I was recently working for a customer where their security policy prohibited traffic from the internet terminating on servers within the LAN.
Skype for Business (Including previous versions Lync and OCS) uses a Reverse Proxy to terminate web requests within the DMZ and re-write the requests to the Front End Pool(s) within the LAN. The request is received on TCP/443 (HTTPS) and sent to the Front End VIP on TCP/4443. In the case of Standard Edition servers the request would be direct rather than to the Hardware Load Balancer.

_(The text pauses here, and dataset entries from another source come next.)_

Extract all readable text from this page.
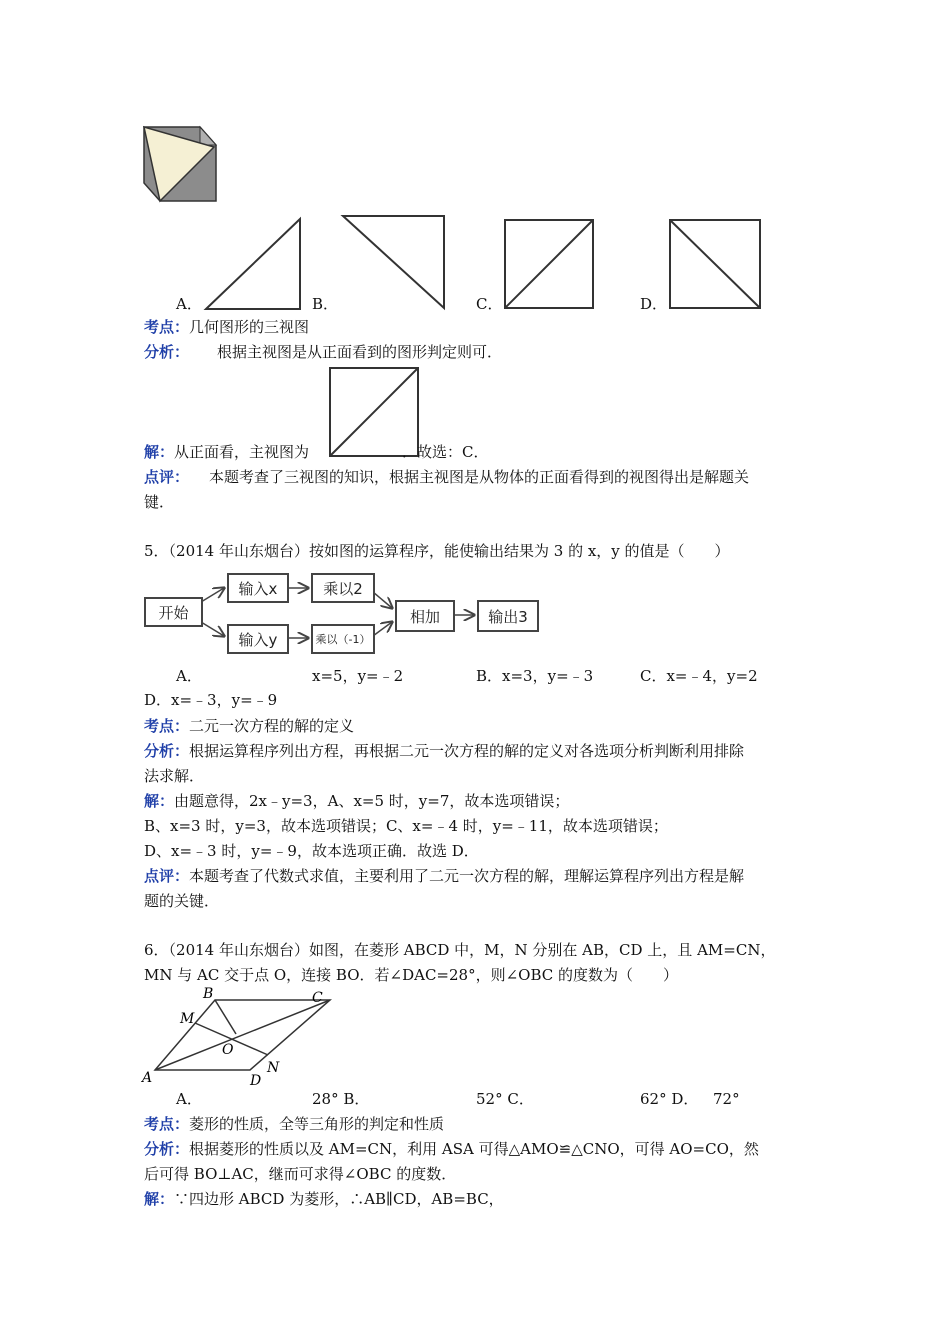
A．	B．	C．	D．
考点：几何图形的三视图
分析： 根据主视图是从正面看到的图形判定则可．
解：从正面看，主视图为	．故选：C．
点评： 本题考查了三视图的知识，根据主视图是从物体的正面看得到的视图得出是解题关
键．
5．（2014 年山东烟台）按如图的运算程序，能使输出结果为 3 的 x，y 的值是（　　）
开始
输入x
输入y
乘以2
乘以（-1）
相加	输出3
A．	x=5，y=﹣2	B．x=3，y=﹣3	C．x=﹣4，y=2
D．x=﹣3，y=﹣9
考点：二元一次方程的解的定义
分析：根据运算程序列出方程，再根据二元一次方程的解的定义对各选项分析判断利用排除
法求解．
解：由题意得，2x﹣y=3，A、x=5 时，y=7，故本选项错误；
B、x=3 时，y=3，故本选项错误；C、x=﹣4 时，y=﹣11，故本选项错误；
D、x=﹣3 时，y=﹣9，故本选项正确．故选 D．
点评：本题考查了代数式求值，主要利用了二元一次方程的解，理解运算程序列出方程是解
题的关键．
6．（2014 年山东烟台）如图，在菱形 ABCD 中，M，N 分别在 AB，CD 上，且 AM=CN，
MN 与 AC 交于点 O，连接 BO．若∠DAC=28°，则∠OBC 的度数为（　　）
A
B	C
D
M
N
O
A．	28° B．	52° C．	62° D． 72°
考点：菱形的性质，全等三角形的判定和性质
分析：根据菱形的性质以及 AM=CN，利用 ASA 可得△AMO≌△CNO，可得 AO=CO，然
后可得 BO⊥AC，继而可求得∠OBC 的度数．
解：∵四边形 ABCD 为菱形，∴AB∥CD，AB=BC，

See diagram below:
The customer and their security consultant deemed this as violating their security policy as external traffic from the Internet is ultimately serviced by a server on the LAN (It makes an interesting debate but not discussing it here).
The simple URLs (lyncdiscover, meet and dialin) are accessed anonymous where as external traffic to the Front End Pool External Web Services handles authentication and is authenticated thereafter. The Microsoft solution is to deploy a Director Pool to handle anonymous traffic and authentication. However, Director Pools are domain joined and would usually be deployed on the inside of your Firewalls (Datacentre LAN).
This would still violate the customers security policy and on top of that each Front End Pool still has it’s own External Web Services URL which absolutely must terminate on the Front End pool. There is no method to avoid HTTPS traffic from external users on the Internet not hitting the Front End Web Services (GAL downloads etc).
The compromise was to deploy a Director pool within the DMZ to handle all unauthenticated HTTPS requests. In this solution internal LAN users do not use the Director Pool and all internal DNS records point to the Front End pool. This Director pool is purely for external users only.
After digging around on Technet and looking at the Skype for Business Protocol and Workloads poster I came up with a list of ports that would be required for the Director pool to work correctly. Some things were missing (Mainly the Backend SQL and File Store as CMS replication would not work). It’s also worth noting that the Director Pool is on the same DMZ network as the Internal Edge so I didn’t need rules between Edge Pool and Director Pool. Diagram with ports required below:
*SQL TCP Port – In my example the SQL Instance had a static port of TCP/2700 set. You should configure the Backend SQL to use a static port and amend appropriately.
You can see that the Director Pool is now handling all anonymous HTTPS traffic from the simple URLs and handles authentication.
We still need the rule in place for the Front End Web Services but this will be authenticated traffic. You could argue that by having rules from the DMZ into the corporate Active Directory/SQL server and File Server has “Bridged” security zones and less secure. Ultimately this solution satisfied a security requirement and I hope it helps you if you run into the same problem.
Technical Architect at Symity
I do sometimes wonder about the ability of Infosec or security consultants abilities to really pragmatically access and appraise perceived security threats, rather than repeat parrot fashion their Infosec policy, which was likely created years ago, is probably out dated, and certainly in your case is ignorant to how SfB behaves under the hood.
Any security consultant worth their salt who has a rudimentary knowledge of AD should know a domain joined member should not reside in a DMZ.
Therefore rather than have rigid inflexible principles, that in the case of SfB by having a director in a DMZ potentially increases security risk by turning your fw into swiss cheese, surely its better to understand how the application (SfB) works along with how SfB secures traffic at the application layer. As the reality is terminating traffic in the DMZ hasn’t made the deployment more secure. In actuality its probably made it less secure, as if the director is compromised an attacker will have access to your internal network too.
I totally agree Shawn.
I had the debate and my view is Microsoft know the best security principles for their products. A Reverse Proxy is used to terminate the TCP session within the DMZ, not joined to the corporate domain and only has one TCP port (4443) open to inside your network.
A Director Pool is the solution to offload Authentication and Anonymous URLs but it should reside on the datacentre LAN, with the Front End pool.